James Gardner, CEO and co-founder of CREATETHE GROUP, an interactive agency whose clients include Burberry, Calvin Klein, DKNY, Neiman Marcus (NM) and others told me:
Spending is higher on the web, but the mobile apps help brands reach the consumer wherever they are with their mobile device, and offer another engaging way to interact with the brands, strengthen brand loyalty and to offer a creative way for shoppers on the go to browse a brand at their own convenience via an iPhone, iPad or another connected device. This ultimately helps drive sales. While a consumer may spend a few minutes window shopping via a mobile app but may not make a purchase, that action helps convert more sales online and in-store.
Though the preponderance of purchases happen on the Web, Gardner asserts that two of CREATETHE GROUP's largest luxury retailers average eight to nine percent of their total sales through mobile. Flash sale site Rue La La projects even bigger results with 20 percent of its sales expected to come through mobile by next year.
The most successful brands to convert will offer customers an array of ways to connect and shop. But you don't necessarily need to rely on an app. Gardner tells me that mobile commerce enabled sites are more important.

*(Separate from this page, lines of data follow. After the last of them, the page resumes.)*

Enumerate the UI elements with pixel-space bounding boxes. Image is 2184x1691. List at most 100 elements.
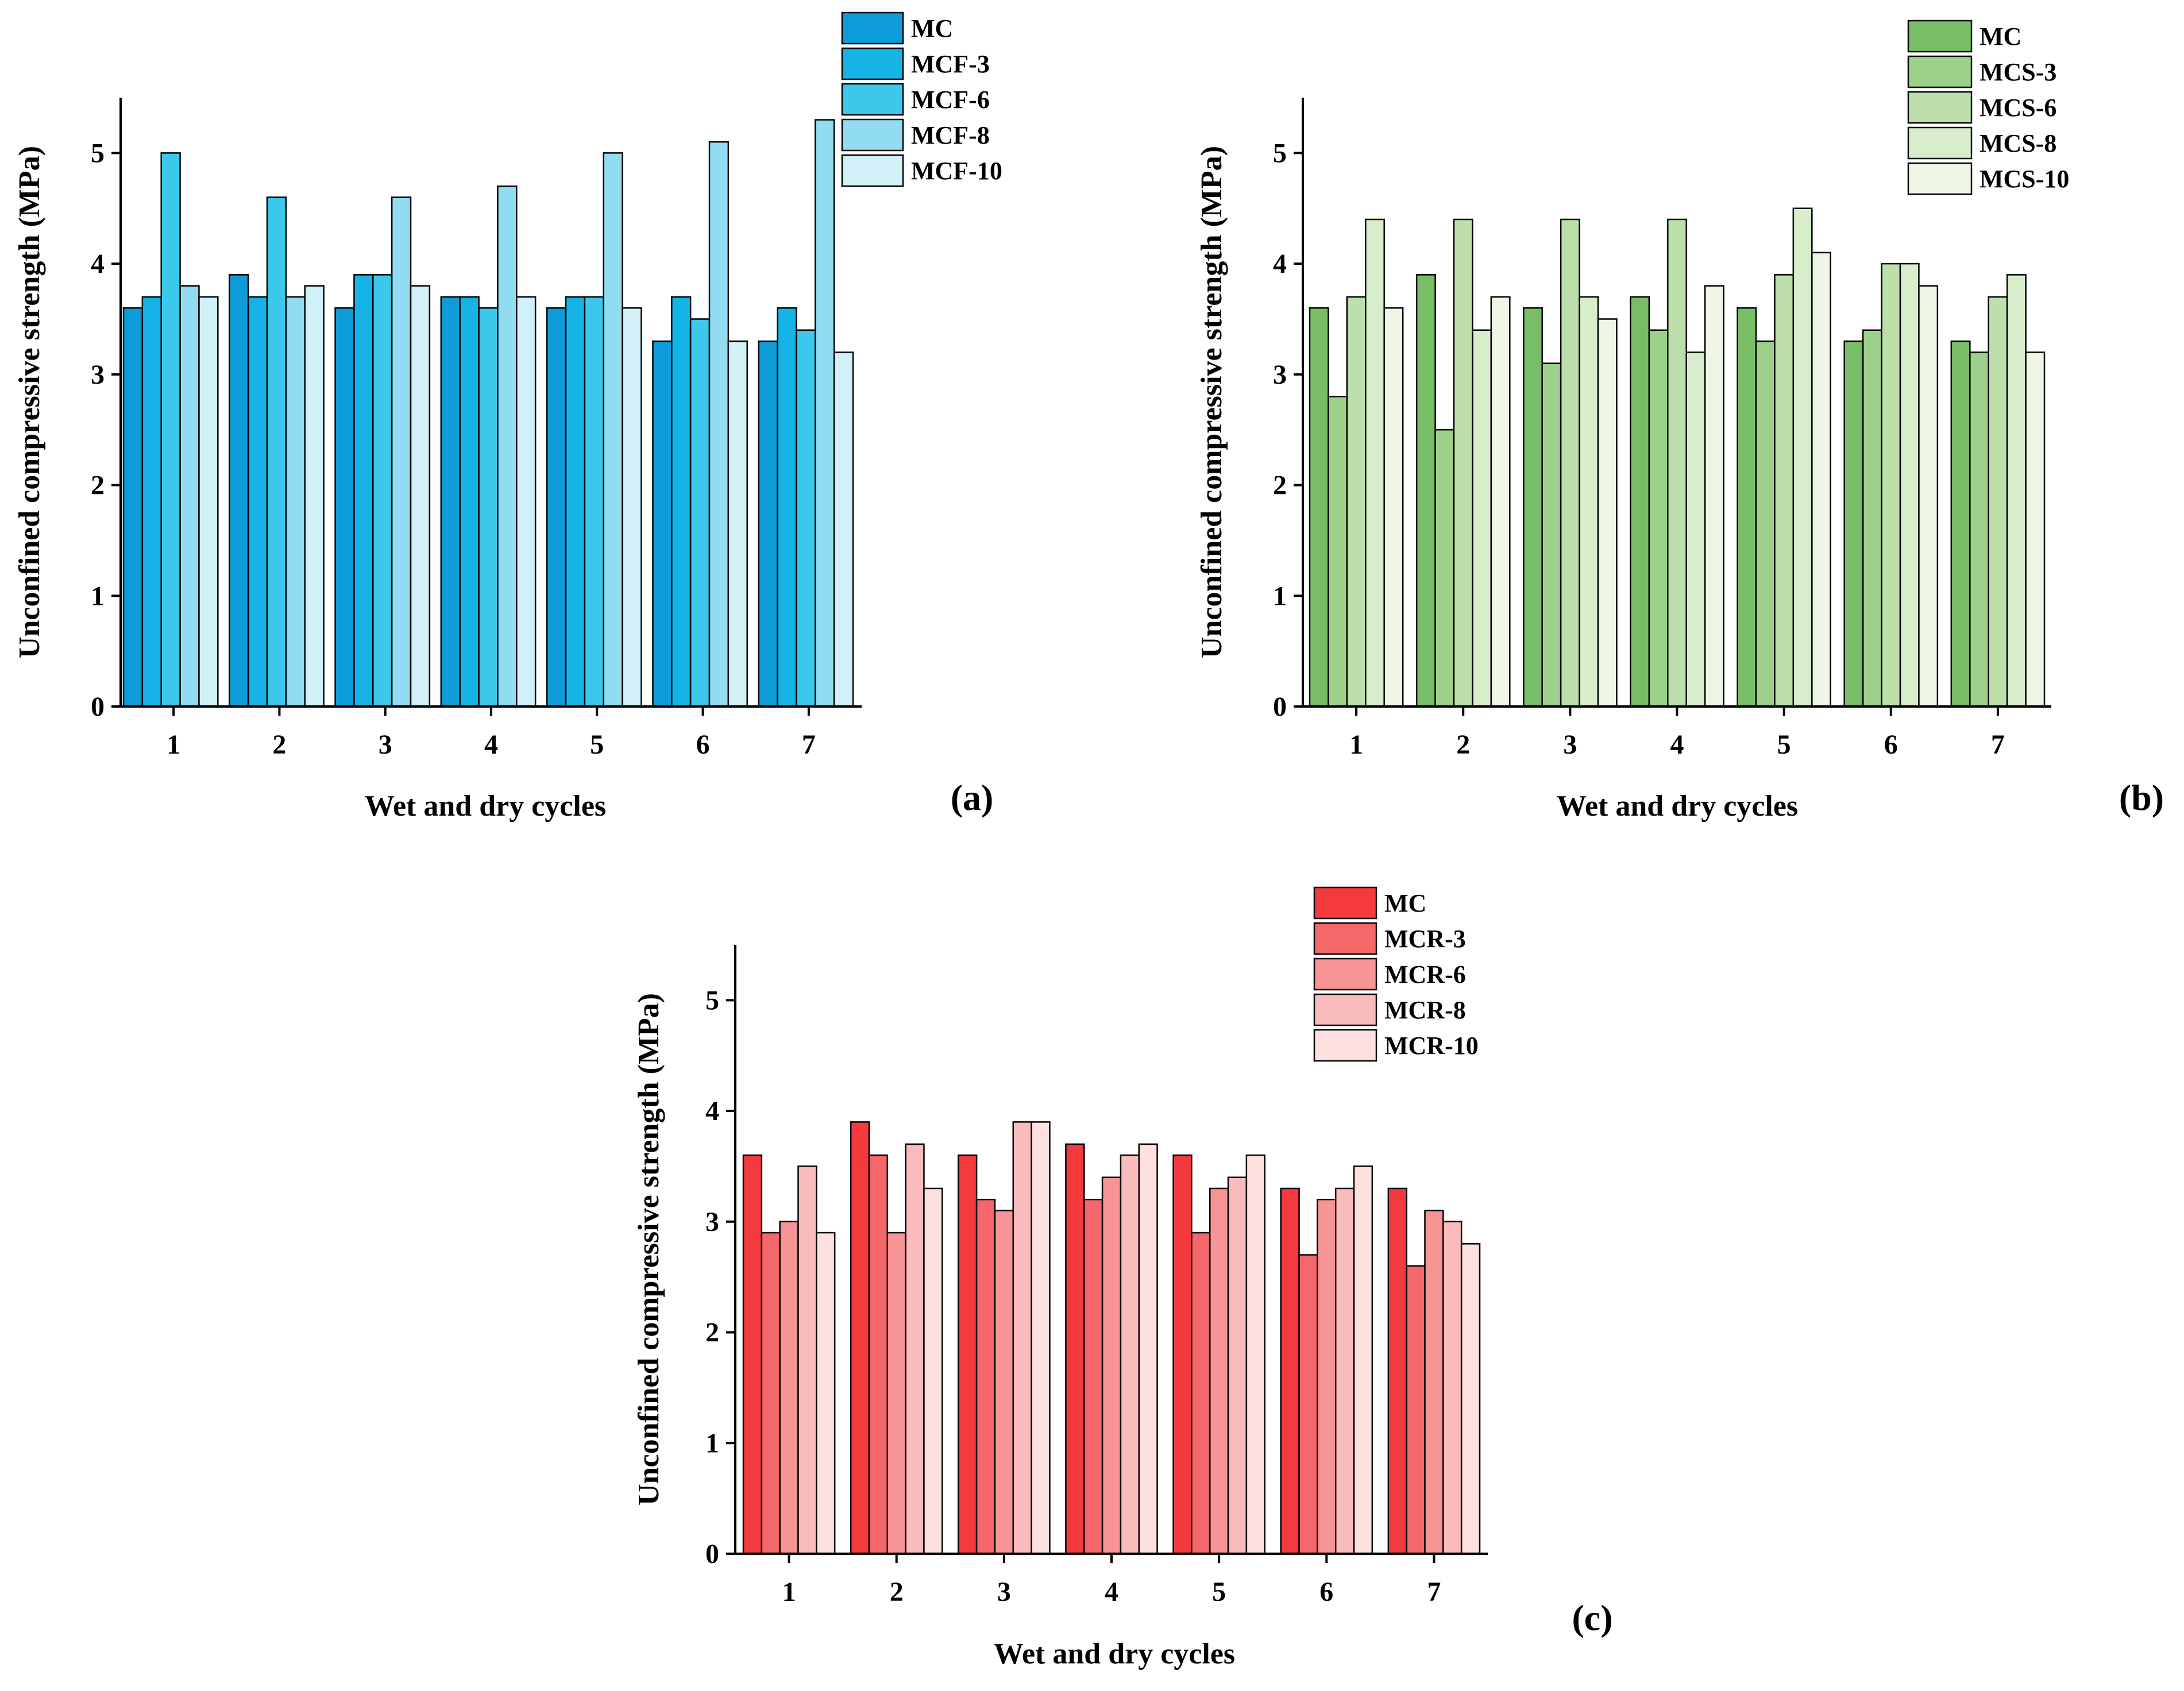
y-tick-label: 4	[91, 249, 105, 279]
bar	[833, 352, 854, 708]
legend-swatch	[841, 154, 904, 187]
bar	[1630, 296, 1650, 708]
bar	[1245, 1154, 1265, 1555]
bar	[1685, 352, 1706, 708]
bar	[1881, 262, 1901, 708]
legend-label: MCS-10	[1980, 165, 2069, 193]
x-tick-label: 1	[782, 1577, 796, 1607]
bar	[160, 152, 181, 708]
x-tick-label: 6	[696, 729, 710, 760]
y-tick-label: 1	[705, 1428, 719, 1458]
bar	[758, 340, 778, 708]
x-tick-label: 1	[167, 729, 180, 760]
panel-label: (c)	[1572, 1597, 1612, 1638]
bar	[1012, 1121, 1032, 1555]
bar	[975, 1199, 996, 1555]
bar	[1597, 318, 1618, 708]
bar	[652, 340, 673, 708]
x-tick-label: 2	[1456, 729, 1470, 760]
bar	[1387, 1187, 1407, 1555]
x-tick-label: 5	[590, 729, 604, 760]
bar	[1383, 307, 1404, 708]
bar	[1334, 1187, 1355, 1555]
y-tick-label: 2	[91, 470, 105, 501]
x-tick-label: 4	[1670, 729, 1684, 760]
y-tick-label: 0	[91, 692, 105, 722]
legend-label: MC	[1384, 889, 1426, 917]
bar	[761, 1231, 781, 1555]
bar	[1899, 262, 1920, 708]
bar	[478, 307, 499, 708]
bar	[1541, 362, 1562, 708]
bar	[1138, 1143, 1158, 1555]
bar	[1988, 296, 2008, 708]
bar	[304, 285, 325, 708]
y-tick-label: 1	[91, 581, 105, 611]
bar	[1415, 274, 1436, 708]
bar	[497, 185, 518, 708]
legend-swatch	[1907, 126, 1973, 160]
legend-label: MCF-3	[911, 50, 990, 78]
legend-swatch	[1907, 20, 1973, 53]
bar	[459, 296, 480, 708]
y-tick-label: 0	[1273, 692, 1287, 722]
bar	[1191, 1231, 1211, 1555]
panel-label: (b)	[2119, 777, 2164, 818]
bar	[1579, 296, 1599, 708]
legend-label: MCR-6	[1384, 960, 1466, 989]
x-tick-label: 5	[1777, 729, 1791, 760]
bar	[742, 1154, 763, 1555]
legend-label: MCF-10	[911, 157, 1002, 185]
legend-swatch	[1313, 886, 1377, 920]
bar	[689, 318, 711, 708]
bar	[1065, 1143, 1085, 1555]
bar	[1453, 218, 1473, 708]
y-tick-label: 4	[1273, 249, 1287, 279]
bar	[1280, 1187, 1300, 1555]
bar	[1737, 307, 1757, 708]
legend-label: MCS-6	[1980, 94, 2056, 122]
x-tick-label: 3	[1563, 729, 1577, 760]
y-tick-label: 4	[705, 1096, 719, 1126]
bar	[727, 340, 748, 708]
bar	[1406, 1265, 1426, 1555]
y-axis-title: Unconfined compressive strength (MPa)	[1195, 146, 1228, 658]
bar	[247, 296, 268, 708]
bar	[1424, 1210, 1444, 1555]
bar	[850, 1121, 870, 1555]
x-tick-label: 4	[484, 729, 498, 760]
y-tick-label: 1	[1273, 581, 1287, 611]
bar	[1434, 428, 1455, 708]
bar	[141, 296, 162, 708]
bar	[1560, 218, 1580, 708]
legend-label: MC	[1980, 22, 2021, 51]
chart-panel-a: 0 1 2 3 4 5 1 2 3 4 5 6 7 Unconfined compressive st…	[13, 11, 1002, 823]
bar	[868, 1154, 889, 1555]
bar	[516, 296, 537, 708]
legend-label: MCF-6	[911, 86, 990, 114]
bar	[1490, 296, 1511, 708]
bar	[1950, 340, 1971, 708]
bar	[1843, 340, 1864, 708]
bar	[1648, 329, 1669, 708]
bar	[1862, 329, 1882, 708]
bar	[1120, 1154, 1140, 1555]
bar	[958, 1154, 978, 1555]
chart-panel-c: 0 1 2 3 4 5 1 2 3 4 5 6 7 Unconfined compressive st…	[632, 886, 1613, 1670]
bar	[546, 307, 567, 708]
legend-swatch	[1907, 55, 1973, 88]
y-axis-title: Unconfined compressive strength (MPa)	[13, 146, 46, 658]
bar	[1209, 1187, 1229, 1555]
bar	[994, 1210, 1014, 1555]
bar	[797, 1165, 817, 1555]
panel-label: (a)	[951, 777, 994, 818]
legend-label: MCR-3	[1384, 925, 1466, 953]
bar	[1774, 274, 1795, 708]
y-tick-label: 3	[705, 1207, 719, 1237]
x-tick-label: 7	[802, 729, 816, 760]
legend-label: MCF-8	[911, 121, 990, 149]
x-tick-label: 3	[379, 729, 392, 760]
legend-label: MCS-3	[1980, 58, 2056, 86]
bar	[179, 285, 200, 708]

While apps were a craze and a focus for 2008 and 2009, what quickly became important to CREATETHE GROUP's clients is mobile commerce - and really making their sites accessible and shopable on all mobile devices including the iPhone and iPad that do not support Flash, because anyone can access a retailer's site on their mobile device whether a branded app is available yet or not. The focus shifted away from apps to mobile commerce, and our most recent examples of mobile commerce enabled sites include Marc Jacobs, Donna Karan, DKNY, and Juicy Couture. With these clients and others, we are in progress of the next level of optimizing mobile design and the checkout process.
If a brand has the resources to do it, developing an app can offer the potential customer a more robust way to shop remotely. David Yurman's iPhone app for its timepiece collection allows users to browse collections, view detailed descriptions, make purchases through a personal shopper, and view product images in their actual size to see what the piece would look like on their wrist.
Smart brand managers would do well to begin incorporating location based services that go beyond a store locator. Nordstrom's (JWN) recent inventory integration between stores and warehouse allowed shoppers to see what was available in nearby stores or shop online and pick up in the store. The initiative has made Nordstrom's inventory turn at record-setting speeds (to 5.41 in 2009 from 4.84 in 2005) and improved margins on merchandise that would have languished on racks until marked below 50 percent.
There's still plenty of room for improvement. Piers Fawkes, founder of trend research firm PSFK, believes retailers should encourage mobile phones in stores and provide free wi-fi for shoppers to enhance the browsing experience. Fawkes also suggests retailers to take control of their inventory cycles by synchronizing special discounts for groups.
You can encourage people to purchase when you want to move stock. You can also focus on your loyal consumers and reward them with group purchases. And you can test the popularity of new concepts or product ranges or brands before you make them.
One thing's clear: if a multichannel shopper spends four times, on average, what a one-source shopper spends, fashion retailers who haven't started developing mobile-friendly sites yet better get busy.